One of the answers I always gave to this question is similar to everyone else’s answer: The game requires more physical maturity now. And I think that’s true. But the other answer I give goes roughly like this: “There won't be any more teenagers at the top of the sport, until there's a teenager at the top of the sport.” By which I meant that it would only take one quasar-like talent to make us believe in prodigies all over again. Over its century-long history, the game has always produced them; was it really going to stop now? 

As of today, there are teenagers in tennis again. Nineteen-year-old Nick Kyrgios, truly like a quasar, landed on Centre Court and burned up Rafael Nadal in the process. Genie Bouchard reached the semis in Australia at 19, and the final at Wimbledon at 20. This weekend, two even younger players, Ana Konjuh, 16, of Croatia, and Alexander Zverev, 17, of Germany, reached the semis at tour events in Istanbul and Hamburg, respectively. (I didn’t see any of Konjuh’s matches last week, so I’ll stick with Zverev here.)
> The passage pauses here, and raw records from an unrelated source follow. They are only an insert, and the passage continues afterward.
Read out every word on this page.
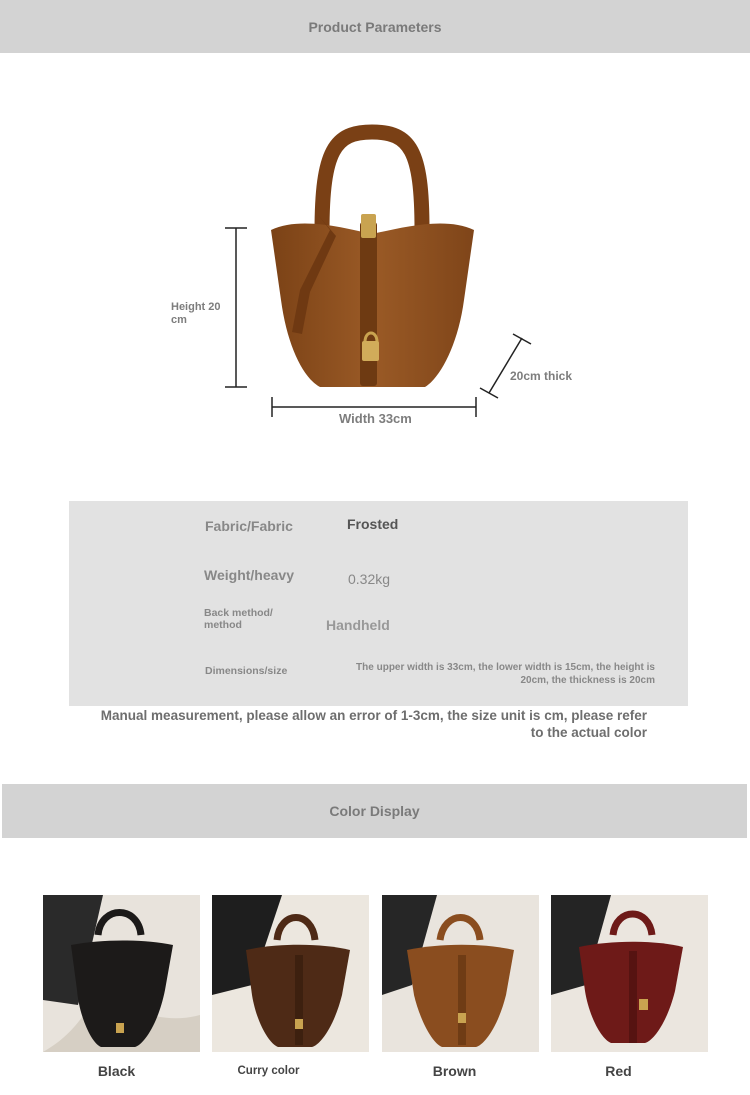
Product Parameters
Height 20 cm
Width 33cm
20cm thick
Fabric/Fabric	Frosted
Weight/heavy	0.32kg
Back method/ method	Handheld
Dimensions/size	The upper width is 33cm, the lower width is 15cm, the height is 20cm, the thickness is 20cm
Manual measurement, please allow an error of 1-3cm, the size unit is cm, please refer to the actual color
Color Display
Black	Curry color	Brown	Red
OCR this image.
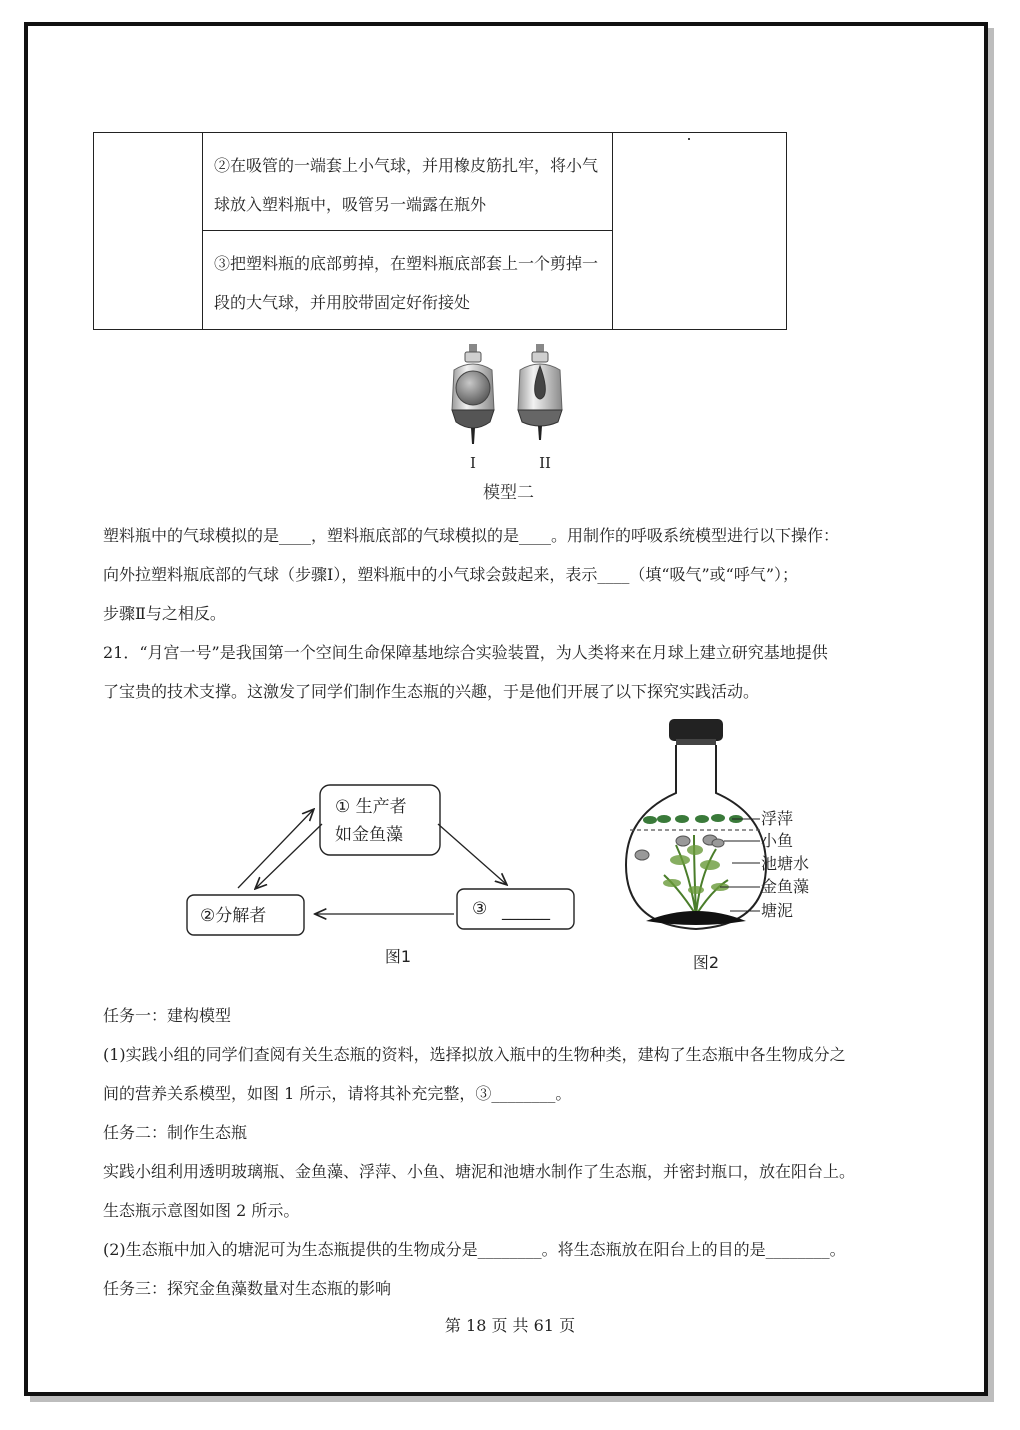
②在吸管的一端套上小气球，并用橡皮筋扎牢，将小气球放入塑料瓶中，吸管另一端露在瓶外
③把塑料瓶的底部剪掉，在塑料瓶底部套上一个剪掉一段的大气球，并用胶带固定好衔接处
I	II
模型二
塑料瓶中的气球模拟的是____，塑料瓶底部的气球模拟的是____。用制作的呼吸系统模型进行以下操作：
向外拉塑料瓶底部的气球（步骤Ⅰ），塑料瓶中的小气球会鼓起来，表示____（填“吸气”或“呼气”）；
步骤Ⅱ与之相反。
21．“月宫一号”是我国第一个空间生命保障基地综合实验装置，为人类将来在月球上建立研究基地提供
了宝贵的技术支撑。这激发了同学们制作生态瓶的兴趣，于是他们开展了以下探究实践活动。
① 生产者
如金鱼藻
②分解者	③ ______
图1
浮萍
小鱼
池塘水
金鱼藻
塘泥
图2
任务一：建构模型
(1)实践小组的同学们查阅有关生态瓶的资料，选择拟放入瓶中的生物种类，建构了生态瓶中各生物成分之
间的营养关系模型，如图 1 所示，请将其补充完整，③________。
任务二：制作生态瓶
实践小组利用透明玻璃瓶、金鱼藻、浮萍、小鱼、塘泥和池塘水制作了生态瓶，并密封瓶口，放在阳台上。
生态瓶示意图如图 2 所示。
(2)生态瓶中加入的塘泥可为生态瓶提供的生物成分是________。将生态瓶放在阳台上的目的是________。
任务三：探究金鱼藻数量对生态瓶的影响
第 18 页 共 61 页
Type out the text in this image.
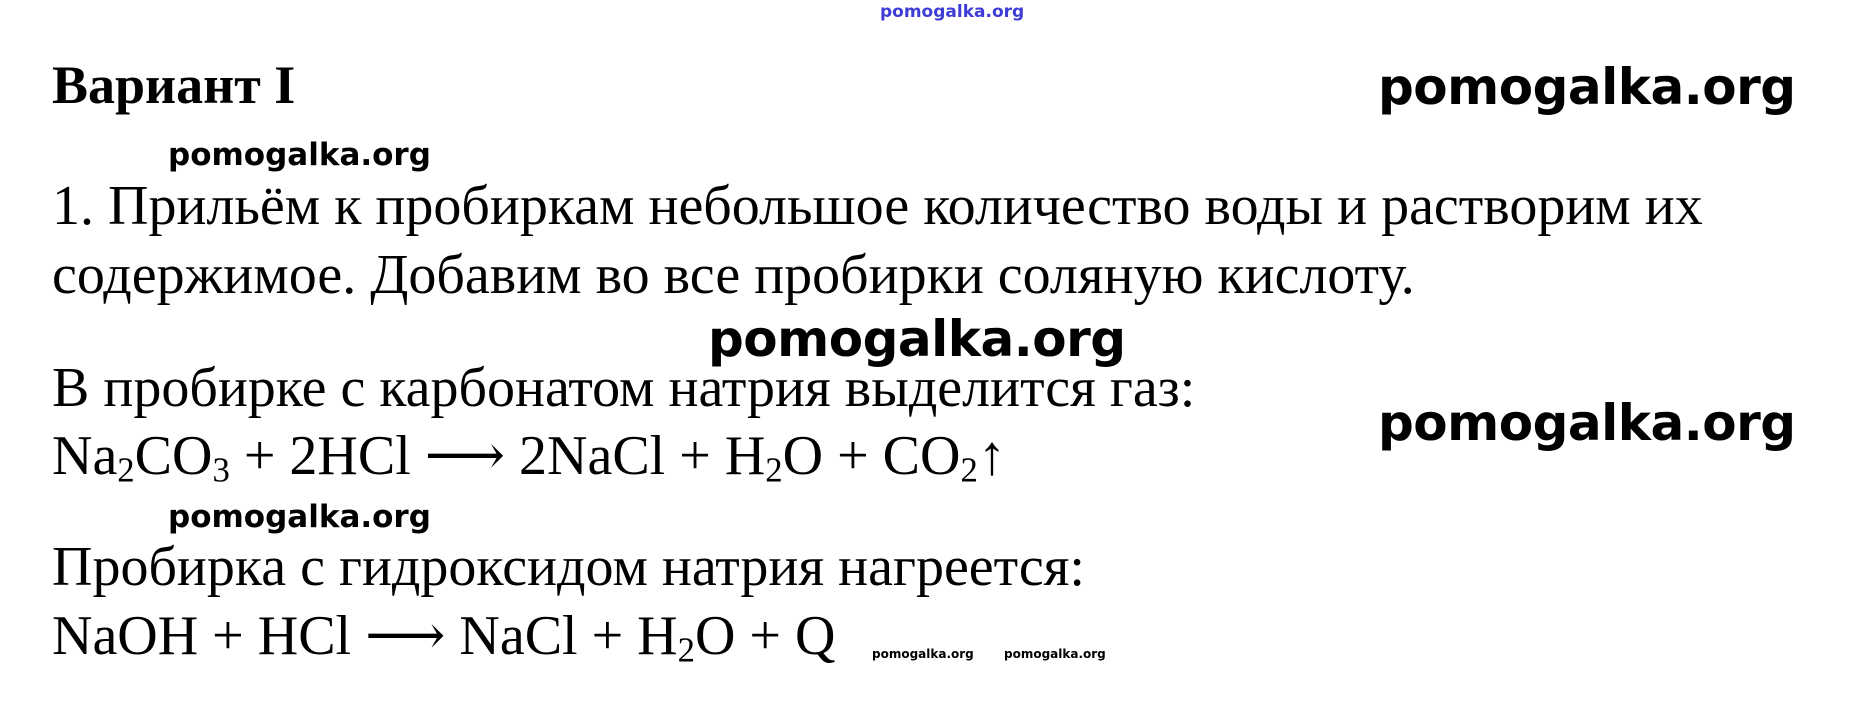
pomogalka.org
Вариант I	pomogalka.org
pomogalka.org
1. Прильём к пробиркам небольшое количество воды и растворим их
содержимое. Добавим во все пробирки соляную кислоту.
pomogalka.org
В пробирке с карбонатом натрия выделится газ:
pomogalka.org
$Na_2CO_3 + 2HCl$ ⟶ 2NaCl + $H_2O$ + $CO_2↑$
pomogalka.org
Пробирка с гидроксидом натрия нагреется:
NaOH + HCl ⟶ NaCl + $H_2O + Q$	pomogalka.org	pomogalka.org
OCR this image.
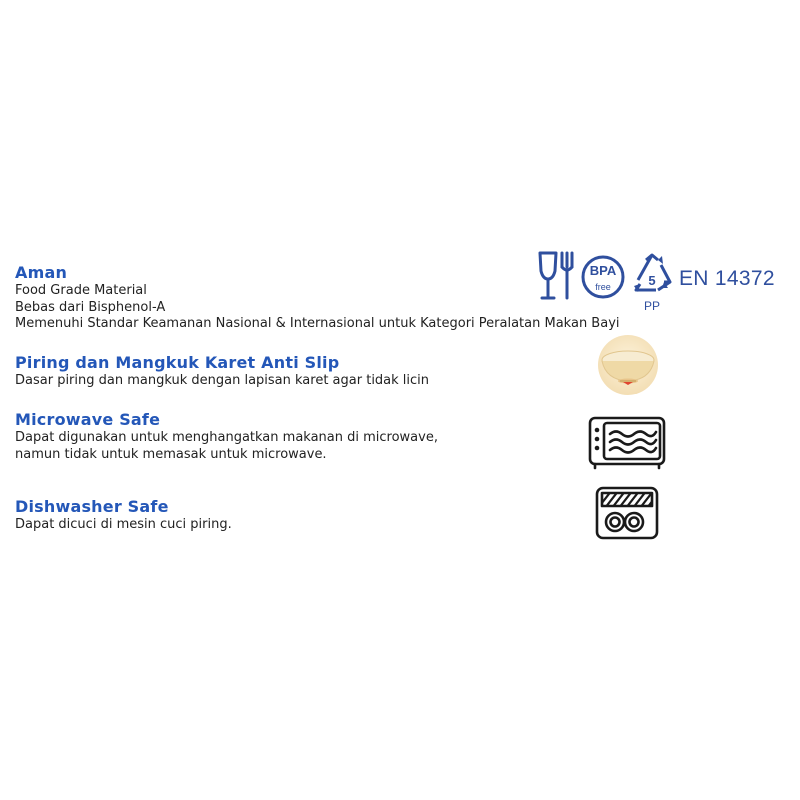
Aman

Food Grade Material

Bebas dari Bisphenol-A

Memenuhi Standar Keamanan Nasional & Internasional untuk Kategori Peralatan Makan Bayi

Piring dan Mangkuk Karet Anti Slip

Dasar piring dan mangkuk dengan lapisan karet agar tidak licin

Microwave Safe

Dapat digunakan untuk menghangatkan makanan di microwave,

namun tidak untuk memasak untuk microwave.

Dishwasher Safe

Dapat dicuci di mesin cuci piring.

BPA
free	5
PP
EN 14372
I had only watched Zverev as a junior. He was ranked No. 1 at that level, but it’s never easy to tell how a young player’s game will translate until you see it with a real live pro on the other side of the net. Last year in Melbourne I had seen Kyrgios win the boys’ Aussie Open title; he was impressive, but I had no clue that he would be capable of beating Nadal at Wimbledon 18 months later.

Now we know what Zverev can do with a pro on the other side of the net. In reaching the semis in Hamburg, he became the first 17-year-old to make an ATP quarterfinal since Nadal in 2003. With his win over Mikhail Youzhny, he became the first 17-year-old to beat a Top 20 player in a decade. Ranked outside the Top 800 at the start of 2014, he’s up to No. 161 today.

On the plus side, Zverev is 6’4”, rangy, and moves well for his size. His most immediately notable shot is his full-cut two-handed backhand, which he wraps around his body. He goes down the line with it, à la Novak Djokovic, to open up rallies; at times it functions like another forehand for him. His serve isn’t a bomb yet, but the motion, like the rest of his game, looks fluid. One thing is certain: Zverev has tennis DNA. His parents are former players from the Soviet Union, and his brother, Mischa, is a 26-year-old ATP pro.

So there are teens on the scene again. Yet the old answer about the game being too physical for them has not been proven false. Zverev lost in the semis in Hamburg, 6-0, 6-1, to David Ferrer. 

“He looked a little bit tired,” Ferrer said afterward.